Pick today's plants well, and sow those seeds in the hydroponic future of tomorrow. "Seeds are light, and they make more of themselves," Hudson says.

And don't forget to bring plenty of your favorite trail mix. No one's bringing you more for many moons.

Cost: Current prices for seeds range from $1.25 to $5. Heirloom and organic varietals are more. A box of 72 bags of trail mix is about $50.

Photographic and Video Equipment

Deep space isn't just for the adventurous explorer but the artist as well. Take a photo of the sun rising on Mars, and post it to your "spacebook" timeline.

Drake at NASA forsees an "immersion type technology," in which it's possible to take photos on your moonwalk or moon-rover excursion, then beam them back home to share with others. Like the underwater photography equipment of today, space-ready, high-tech gear may need to withstand a G-force beating.

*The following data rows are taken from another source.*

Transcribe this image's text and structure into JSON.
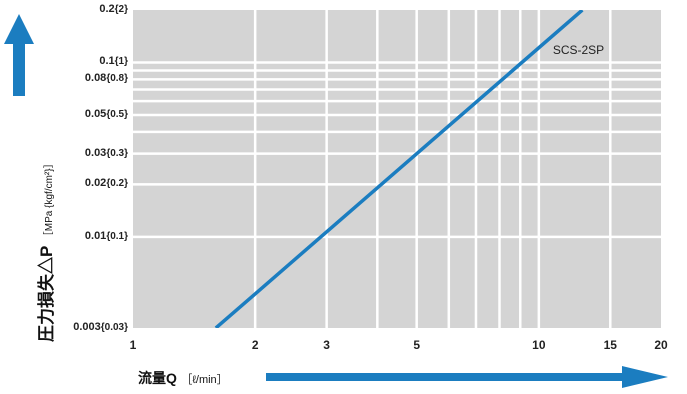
{
  "chart_data": {
    "type": "line",
    "xscale": "log",
    "yscale": "log",
    "xlim": [
      1,
      20
    ],
    "ylim": [
      0.003,
      0.2
    ],
    "xticks": [
      1,
      2,
      3,
      5,
      10,
      15,
      20
    ],
    "xtick_labels": [
      "1",
      "2",
      "3",
      "5",
      "10",
      "15",
      "20"
    ],
    "yticks": [
      0.003,
      0.01,
      0.02,
      0.03,
      0.05,
      0.08,
      0.1,
      0.2
    ],
    "ytick_labels": [
      {
        "main": "0.003",
        "sub": "{0.03}"
      },
      {
        "main": "0.01",
        "sub": "{0.1}"
      },
      {
        "main": "0.02",
        "sub": "{0.2}"
      },
      {
        "main": "0.03",
        "sub": "{0.3}"
      },
      {
        "main": "0.05",
        "sub": "{0.5}"
      },
      {
        "main": "0.08",
        "sub": "{0.8}"
      },
      {
        "main": "0.1",
        "sub": "{1}"
      },
      {
        "main": "0.2",
        "sub": "{2}"
      }
    ],
    "x_grid": [
      2,
      3,
      4,
      5,
      6,
      7,
      8,
      9,
      10,
      15
    ],
    "y_grid": [
      0.01,
      0.02,
      0.03,
      0.04,
      0.05,
      0.06,
      0.07,
      0.08,
      0.09,
      0.1
    ],
    "grid": true,
    "xlabel": "流量Q",
    "xlabel_unit": "［ℓ/min］",
    "ylabel": "圧力損失△P",
    "ylabel_unit": "［MPa {kgf/cm²}］",
    "series": [
      {
        "name": "SCS-2SP",
        "x": [
          1.6,
          12.8
        ],
        "y": [
          0.003,
          0.2
        ]
      }
    ],
    "colors": {
      "plot_bg": "#d4d4d4",
      "grid": "#ffffff",
      "line": "#1b7dc0",
      "arrow": "#1b7dc0"
    }
  }
}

Cost: Between $100 to $1,000 for a camera, possibly more for one that can photograph in free space.

Exploration options

Hopefully, a space colony home would offer inhabitants many opportunities to "get out, explore and enjoy," Drake says. You might throw on a spacesuit or hop into your lunar Lamborghini.

NASA would not comment for the record on the official price tag on a spacesuit. "It's a complex piece of machinery," Drake says. Essentially, it's a self-contained spacecraft, but Drake says the price may go down if suits become mass-produced.

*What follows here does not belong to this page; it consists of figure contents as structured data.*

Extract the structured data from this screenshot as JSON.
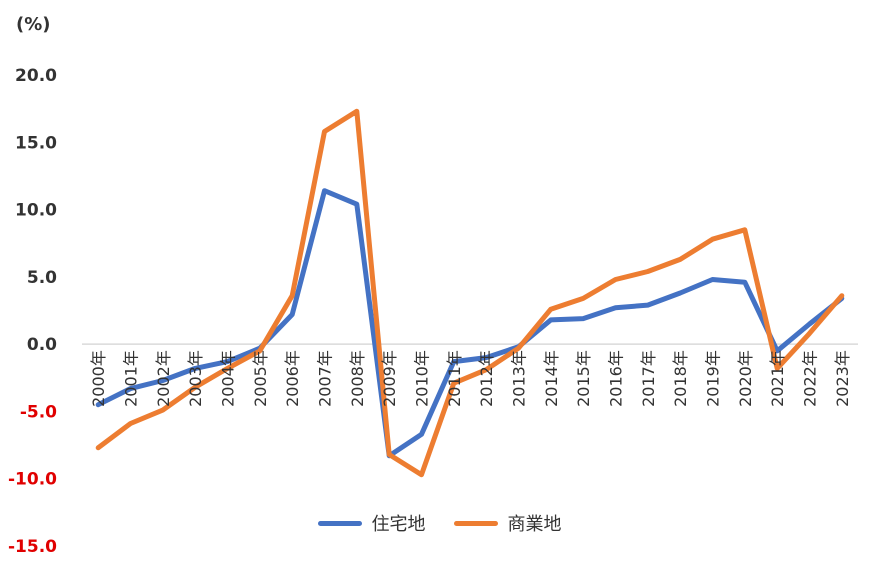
{
  "chart_data": {
    "type": "line",
    "title": "",
    "unit_label": "(%)",
    "xlabel": "",
    "ylabel": "",
    "ylim": [
      -15,
      20
    ],
    "yticks": [
      "20.0",
      "15.0",
      "10.0",
      "5.0",
      "0.0",
      "-5.0",
      "-10.0",
      "-15.0"
    ],
    "ytick_values": [
      20,
      15,
      10,
      5,
      0,
      -5,
      -10,
      -15
    ],
    "grid": false,
    "legend_position": "bottom",
    "categories": [
      "2000年",
      "2001年",
      "2002年",
      "2003年",
      "2004年",
      "2005年",
      "2006年",
      "2007年",
      "2008年",
      "2009年",
      "2010年",
      "2011年",
      "2012年",
      "2013年",
      "2014年",
      "2015年",
      "2016年",
      "2017年",
      "2018年",
      "2019年",
      "2020年",
      "2021年",
      "2022年",
      "2023年"
    ],
    "series": [
      {
        "name": "住宅地",
        "color": "#4472C4",
        "values": [
          -4.5,
          -3.3,
          -2.7,
          -1.8,
          -1.3,
          -0.3,
          2.2,
          11.4,
          10.4,
          -8.3,
          -6.7,
          -1.3,
          -1.0,
          -0.2,
          1.8,
          1.9,
          2.7,
          2.9,
          3.8,
          4.8,
          4.6,
          -0.5,
          1.5,
          3.4
        ]
      },
      {
        "name": "商業地",
        "color": "#ED7D31",
        "values": [
          -7.7,
          -5.9,
          -4.9,
          -3.2,
          -1.8,
          -0.5,
          3.6,
          15.8,
          17.3,
          -8.2,
          -9.7,
          -2.9,
          -1.9,
          -0.3,
          2.6,
          3.4,
          4.8,
          5.4,
          6.3,
          7.8,
          8.5,
          -1.8,
          0.8,
          3.6
        ]
      }
    ]
  }
}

Hudson says that spacesuits might be leased rather than owned. "They might be as uncommon as diving suits are in the general population on Earth, for example," he says. "Better views would be found by looking out of a cupola-type widow, such as was recently installed on the ISS (International Space Station)."

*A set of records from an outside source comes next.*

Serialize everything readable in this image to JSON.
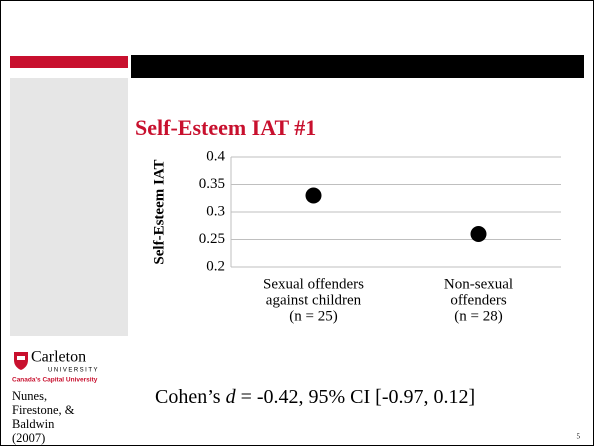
{
  "slide_number": "5",
  "logo": {
    "name": "Carleton",
    "sub": "UNIVERSITY",
    "tagline": "Canada's Capital University"
  },
  "citation": [
    "Nunes,",
    "Firestone, &",
    "Baldwin",
    "(2007)"
  ],
  "footnote": {
    "prefix": "Cohen’s ",
    "italic": "d",
    "suffix": " = -0.42, 95% CI [-0.97, 0.12]"
  },
  "chart_data": {
    "type": "scatter",
    "title": "Self-Esteem IAT #1",
    "y_label": "Self-Esteem IAT",
    "categories": [
      [
        "Sexual offenders",
        "against children",
        "(n = 25)"
      ],
      [
        "Non-sexual",
        "offenders",
        "(n = 28)"
      ]
    ],
    "values": [
      0.33,
      0.26
    ],
    "color": "#000000",
    "ylim": [
      0.2,
      0.4
    ],
    "yticks": [
      0.2,
      0.25,
      0.3,
      0.35,
      0.4
    ],
    "grid": true
  }
}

Cost: From $5 million to $25 million for one suit, according to Hudson.

Entertainment

You probably won't be going to a movie theater or hanging out in a gravity-free bowling alley and will need to bring along your own amusements. E-reader devices, video games, and music and films (downloaded to your device pre-trip) will be de rigueur.

If you're within satellite reach, you may be able to pick up Earth's "Dancing with the Stars." Which films would Drake bring along? "The classics," he says, "'Star Wars' and 'Star Trek.'" Of course, if you're in space, you're getting that at work.

Cost: $5 to $60, depending on the movie, song or video game.

Hope

Hudson believes that more effort and research is required, and soon. "If we don't embrace this challenge, at some point our civilization will stagnate here on Earth and could face a future extinction event similar to that which has happened to many species, many times before in our history," Hudson says.

Konstantin Eduardovich Tsiolkovsky, Russian space pioneer, once said: "Earth is the cradle of mankind, but one cannot live in the cradle forever."

Cost: Free

Much of this is theoretical. Space travel is far too dangerous today to consider bringing children and the family pet to a space colony on Mars or the moon. Still, SpaceX's Dragon spacecraft, on its first commercial mission, completed a voyage to the ISS in May.

To put space travel into historical perspective, Drake points out that he recently saw a mother and child riding a bike in Death Valley. It's an area that received that ominous moniker as a result of 19th-century pioneer deaths.

"People are actually enjoying a place that was once considered very harsh," he says. Who's to say history can't repeat itself -- in space?